By Stefano Rebaudo
April 3 (Reuters) - Euro area government bond yields dropped and markets increased their bets on future European Central Bank rate cuts on Thursday as the U.S. tariff announcement by President Donald Trump boosted fears of a trade war which would hurt global growth.
Money markets priced in a 90% chance of a 25 basis point bps ECB rate cut in April from around 80% the day before, and a depo rate at 1.8% in December from around 1.9%.
Trump on Wednesday unveiled sweeping global tariffs of at least 10% on goods imported from most U.S. trading partners. The EU faces tariffs of 20%.
ECB Vice President Luis de Guindos said on Thursday that economic uncertainty required extreme prudence, because trade barriers could toggle inflation in both directions.
Francois Villeroy de Galhau, an ECB policy maker, had said on Wednesday that the U.S. administration's tariff hikes should not derail an ongoing decline in inflation in Europe, and a recent fall boosted the case for a fresh interest rate cut.
But some experts were still worried about the impact on inflation: "While markets on both sides of the Atlantic are primarily concerned with growth risks right now, the implementation of tariffs poses a significant threat by pushing inflation upward," said Massimiliano Maxia, senior fixed income specialist at Allianz Global Investors.
Germany's 10-year yield DE10YT=RR, the euro area's benchmark, fell 6 bps to 2.67%, after hitting 2.625%, its lowest since March 4.
On March 5, German yields recorded the biggest daily rise in decades as German parties reached an agreement for a massive ramp-up in fiscal spending on infrastructure and defence.

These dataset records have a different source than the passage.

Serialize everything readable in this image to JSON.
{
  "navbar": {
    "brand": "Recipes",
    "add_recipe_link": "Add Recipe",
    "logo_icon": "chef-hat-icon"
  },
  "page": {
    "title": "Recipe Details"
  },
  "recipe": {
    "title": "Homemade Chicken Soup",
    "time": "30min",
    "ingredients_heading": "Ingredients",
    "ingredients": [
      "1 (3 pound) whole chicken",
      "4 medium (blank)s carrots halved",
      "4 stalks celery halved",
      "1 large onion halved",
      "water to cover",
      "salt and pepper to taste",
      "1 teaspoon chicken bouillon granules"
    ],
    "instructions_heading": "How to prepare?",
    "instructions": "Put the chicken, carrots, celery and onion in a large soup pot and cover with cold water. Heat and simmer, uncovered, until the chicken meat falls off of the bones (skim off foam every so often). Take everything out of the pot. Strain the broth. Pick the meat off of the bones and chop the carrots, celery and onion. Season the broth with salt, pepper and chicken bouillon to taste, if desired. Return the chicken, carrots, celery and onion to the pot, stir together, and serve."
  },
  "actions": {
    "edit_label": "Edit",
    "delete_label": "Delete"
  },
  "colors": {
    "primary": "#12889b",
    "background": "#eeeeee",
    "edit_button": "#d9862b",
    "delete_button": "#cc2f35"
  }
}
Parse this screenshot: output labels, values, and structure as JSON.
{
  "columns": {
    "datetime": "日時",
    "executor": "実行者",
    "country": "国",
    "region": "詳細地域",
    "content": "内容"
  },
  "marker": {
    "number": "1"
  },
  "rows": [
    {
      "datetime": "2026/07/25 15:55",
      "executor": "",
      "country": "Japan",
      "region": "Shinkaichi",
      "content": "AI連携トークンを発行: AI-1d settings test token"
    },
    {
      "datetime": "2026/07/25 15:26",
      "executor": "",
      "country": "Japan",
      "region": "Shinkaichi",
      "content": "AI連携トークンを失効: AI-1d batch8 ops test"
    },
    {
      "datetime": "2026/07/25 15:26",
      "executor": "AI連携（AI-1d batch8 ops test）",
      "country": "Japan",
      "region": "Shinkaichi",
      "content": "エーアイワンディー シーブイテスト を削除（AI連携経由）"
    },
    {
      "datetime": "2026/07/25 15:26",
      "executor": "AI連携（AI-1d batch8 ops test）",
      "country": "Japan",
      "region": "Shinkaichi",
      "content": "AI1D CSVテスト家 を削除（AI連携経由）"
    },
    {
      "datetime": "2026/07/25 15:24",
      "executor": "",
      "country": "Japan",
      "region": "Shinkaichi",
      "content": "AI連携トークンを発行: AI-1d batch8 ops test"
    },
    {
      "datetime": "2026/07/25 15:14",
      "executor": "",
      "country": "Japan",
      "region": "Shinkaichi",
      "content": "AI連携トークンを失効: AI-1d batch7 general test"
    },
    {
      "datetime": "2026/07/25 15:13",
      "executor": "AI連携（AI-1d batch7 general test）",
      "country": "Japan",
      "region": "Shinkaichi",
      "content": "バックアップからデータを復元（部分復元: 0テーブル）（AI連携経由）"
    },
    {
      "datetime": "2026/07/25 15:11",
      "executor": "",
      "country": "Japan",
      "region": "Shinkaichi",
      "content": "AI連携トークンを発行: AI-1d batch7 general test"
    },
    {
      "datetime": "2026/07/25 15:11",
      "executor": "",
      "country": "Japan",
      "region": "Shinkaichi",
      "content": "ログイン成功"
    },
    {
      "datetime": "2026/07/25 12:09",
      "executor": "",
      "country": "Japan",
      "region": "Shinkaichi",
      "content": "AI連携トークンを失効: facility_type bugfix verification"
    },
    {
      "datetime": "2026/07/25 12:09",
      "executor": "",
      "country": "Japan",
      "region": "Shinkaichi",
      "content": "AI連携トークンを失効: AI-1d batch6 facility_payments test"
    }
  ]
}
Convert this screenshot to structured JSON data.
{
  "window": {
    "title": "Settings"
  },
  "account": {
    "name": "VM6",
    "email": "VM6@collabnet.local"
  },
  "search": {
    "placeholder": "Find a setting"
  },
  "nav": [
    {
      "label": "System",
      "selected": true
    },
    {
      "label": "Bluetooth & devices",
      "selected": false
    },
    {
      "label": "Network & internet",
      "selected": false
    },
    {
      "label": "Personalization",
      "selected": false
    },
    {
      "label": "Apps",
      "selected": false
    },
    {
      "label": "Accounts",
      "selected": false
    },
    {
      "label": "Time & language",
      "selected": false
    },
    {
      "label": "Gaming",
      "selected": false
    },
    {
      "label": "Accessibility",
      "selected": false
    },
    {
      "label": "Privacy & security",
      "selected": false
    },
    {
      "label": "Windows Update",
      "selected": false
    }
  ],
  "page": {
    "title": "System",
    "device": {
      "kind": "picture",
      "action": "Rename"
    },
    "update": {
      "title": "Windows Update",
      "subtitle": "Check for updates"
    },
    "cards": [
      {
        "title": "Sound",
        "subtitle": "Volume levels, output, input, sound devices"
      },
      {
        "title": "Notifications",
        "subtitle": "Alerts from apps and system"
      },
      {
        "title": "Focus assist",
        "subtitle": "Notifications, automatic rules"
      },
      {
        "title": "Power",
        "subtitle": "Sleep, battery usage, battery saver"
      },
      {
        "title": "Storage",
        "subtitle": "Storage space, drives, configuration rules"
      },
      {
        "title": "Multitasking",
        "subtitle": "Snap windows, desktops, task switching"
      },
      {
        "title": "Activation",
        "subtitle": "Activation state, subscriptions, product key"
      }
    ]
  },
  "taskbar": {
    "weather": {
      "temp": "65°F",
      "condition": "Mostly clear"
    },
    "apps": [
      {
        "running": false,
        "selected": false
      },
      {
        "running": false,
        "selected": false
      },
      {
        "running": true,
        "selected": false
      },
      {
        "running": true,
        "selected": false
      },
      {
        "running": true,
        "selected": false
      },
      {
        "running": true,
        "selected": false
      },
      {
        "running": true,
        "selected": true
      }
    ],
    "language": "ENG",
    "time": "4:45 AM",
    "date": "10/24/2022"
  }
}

"We continue to see U.S. tariffs as a disinflationary shock for Europe, even with retaliation," said economists at Citi, adding that Ireland, Germany and Italy seem the most negatively exposed within the euro area countries.
"We expect a period of acrimonious relations, where retaliation is both more likely and more likely to escalate."
Analysts said that uncertainty about trade policies already weighed on growth.
German 2-year yields DE2YT=RR, more sensitive to the ECB policy rates, dropped 7.5 bps to 1.97%. It hit 1.924%, its lowest since December 12.
UBS expects the U.S. economy to grow closer to, or below, 1% and the Federal Reserve to cut rates by 75-100 bps in 2025.
"In the weeks ahead, we expect the White House's executive authority to be challenged in the courts," said Mark Haefele, chief investment officer at UBS Global Wealth Management, recalling Trump used the International Emergency Economic Powers Act (IEEPA), which hasn't previously been used to announce such sweeping changes to economic policy.
The yield gap between U.S. Treasuries and Bunds DE10US10=RR was at 141.3 bps after dropping briefly to 132.6 bps, its lowest since March 12.
U.S. Treasury yields dived to multi-month lows on Thursday after larger-than-expected U.S. tariffs boosted recession fears and sent investors into safe havens.
Some investors expected this spread to shrink further, luring more cash to Europe.
Italy's 10-year yields dropped 4 bps to 3.78%. The yield gap between BTPs and Bunds DE10IT10=RR -- a gauge of risk premium investors ask to hold Italian debt -- stood at 111 bps.
The yield gap between French and German bonds DE10FR10=RR was at 72 bps, after recently hitting its lowest levels since last summer at around 65 bps.